Wool and linen bodice, c. 1904

This bodice from our Study Collection is something of a puzzle. Though its silhouette concurs with the mid-1910s, the embellishment is somewhat idiosyncratic, suggesting that the wearer had a very specific sartorial vision. Consisting of an open-front bodice worn over a natural linen dickey, it features the rounded “pouter pigeon” bust popular during the first decade of the twentieth century. If worn with a matched skirt that fitted smoothly over the hips, the wearer would have achieved the fashionable S-bend silhouette. Characterized by a rounded, forward leaning torso with hips pushed back, the S-bend dominated fashion from 1900 to about 1910.

S794291aeDay bodice
c. 1904
Gift of the Los Angeles County Museum of Art
S79.429.1A-E

Because of its tall, stock collar we know this is a day bodice; respectable women covered their neck during the day, though evening gowns often revealed an expanse of neck and shoulders, accompanied by a hint of décolletage. The modest collar is accessorized with three detachable ovals of matching linen. Here, we’ve styled them to create a cascading stock collar. According to a period fashion editorial, “ The woman who insists upon the tidy and trim high neck dressing for street wear will find plenty of dainty styles ready for her selection," including collars made from embroidered lawn, linen, net, Irish lace, and crochet.1

The sleeves are intriguing and unusual. Sleeves dating from this period often feature a billowing bishop sleeve confined by a cuff. Instead, these sleeves feature two half-circles bisected by a band of fagoting. Dangling net-covered balls decorate the sleeves and bodice front. Rows of tucks and fagoting embellish and shape the shoulder and upper sleeve. Fagoting, a type of openwork stitch used to create a decorative seam, was just one of many decorative needlework techniques applied to garments during this period. Here, fagoting on the outer bodice is complemented by diamond patterned openwork and crocheted trim on the dickey.

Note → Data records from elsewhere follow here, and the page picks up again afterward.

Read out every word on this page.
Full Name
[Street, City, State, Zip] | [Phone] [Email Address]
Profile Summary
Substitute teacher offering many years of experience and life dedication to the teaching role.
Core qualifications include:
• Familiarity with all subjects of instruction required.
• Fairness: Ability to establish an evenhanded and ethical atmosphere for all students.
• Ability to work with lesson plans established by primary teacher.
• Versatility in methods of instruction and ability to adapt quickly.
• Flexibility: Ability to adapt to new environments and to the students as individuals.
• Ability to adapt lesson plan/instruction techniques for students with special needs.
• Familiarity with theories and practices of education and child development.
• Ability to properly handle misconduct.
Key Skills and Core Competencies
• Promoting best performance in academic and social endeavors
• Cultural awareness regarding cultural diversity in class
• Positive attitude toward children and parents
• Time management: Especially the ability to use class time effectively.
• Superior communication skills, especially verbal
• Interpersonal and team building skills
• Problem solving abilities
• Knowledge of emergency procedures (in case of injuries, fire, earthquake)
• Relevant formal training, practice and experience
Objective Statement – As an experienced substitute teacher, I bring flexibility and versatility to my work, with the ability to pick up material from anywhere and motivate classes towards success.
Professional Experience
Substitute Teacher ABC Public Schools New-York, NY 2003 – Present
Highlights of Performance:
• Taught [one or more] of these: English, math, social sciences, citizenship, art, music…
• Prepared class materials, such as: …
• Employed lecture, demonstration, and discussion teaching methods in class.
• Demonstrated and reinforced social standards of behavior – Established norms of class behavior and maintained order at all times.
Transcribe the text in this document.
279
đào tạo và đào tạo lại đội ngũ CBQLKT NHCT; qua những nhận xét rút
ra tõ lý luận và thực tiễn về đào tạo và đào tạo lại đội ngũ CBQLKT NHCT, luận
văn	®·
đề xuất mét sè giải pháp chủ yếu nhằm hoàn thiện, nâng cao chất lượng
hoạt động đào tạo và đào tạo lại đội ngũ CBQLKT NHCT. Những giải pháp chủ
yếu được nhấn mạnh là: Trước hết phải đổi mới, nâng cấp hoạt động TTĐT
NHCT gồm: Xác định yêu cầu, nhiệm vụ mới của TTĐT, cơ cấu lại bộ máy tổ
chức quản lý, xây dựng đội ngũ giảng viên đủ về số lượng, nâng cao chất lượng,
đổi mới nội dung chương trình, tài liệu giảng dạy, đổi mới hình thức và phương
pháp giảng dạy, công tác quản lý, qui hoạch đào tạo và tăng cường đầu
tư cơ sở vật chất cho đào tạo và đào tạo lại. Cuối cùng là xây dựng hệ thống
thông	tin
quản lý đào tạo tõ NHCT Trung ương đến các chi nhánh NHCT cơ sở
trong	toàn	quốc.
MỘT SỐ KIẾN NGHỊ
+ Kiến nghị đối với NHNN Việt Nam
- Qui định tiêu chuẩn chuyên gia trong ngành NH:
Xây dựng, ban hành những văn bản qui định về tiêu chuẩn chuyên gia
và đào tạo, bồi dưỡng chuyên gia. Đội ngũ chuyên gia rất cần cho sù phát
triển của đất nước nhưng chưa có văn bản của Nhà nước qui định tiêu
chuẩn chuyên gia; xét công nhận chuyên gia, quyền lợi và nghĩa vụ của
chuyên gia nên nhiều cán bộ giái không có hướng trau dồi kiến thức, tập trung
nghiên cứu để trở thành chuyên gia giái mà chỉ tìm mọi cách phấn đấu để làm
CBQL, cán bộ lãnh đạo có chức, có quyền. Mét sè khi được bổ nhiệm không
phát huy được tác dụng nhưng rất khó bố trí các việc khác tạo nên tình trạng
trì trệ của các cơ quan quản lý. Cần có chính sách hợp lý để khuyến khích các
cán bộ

Nestled in the trapunto embroidery decorating each side of the bodice front are small mirrorwork accents. Mirrorwork, or shisha embroidery, consists of small pieces of mirror anchored to fabric with decorative embroidery stitches. The technique probably originated in the region now encompassed by Western India, Pakistan and Afghanistan and may have originated as a way to imitate costly cloth of gold or silver textiles. Specific designs vary depending on the area of origin, often consisting of geometric motifs. In some regions, the small bits of mirror are believed to counteract the evil eye. Here’s hoping that the tiny bit of mirrorwork on this bodice protected the wearer from the evil eye!

Though this bodice was donated without any information on the maker or wearer, the decorative scheme suggests an interest in non-western cultures. Were the unusual decorative details solely the work of an inspired seamstress, or were they influenced by the interests (and travels?) of the wearer? Was this a one-of-a-kind bodice, or are there similar examples out there? We’ll keep looking, but let us know if you see something similar!


1 "Pretty
Neckwear for Trim Spring Suits." San Francisco Chronicle. (4 Apr. 1909) 8.

One response to “Wool and linen bodice, c. 1904

  1. KM says:

    I love this piece it’s one of my favorites in the study collection. The picture doesn’t do justice to the richness of the color in person.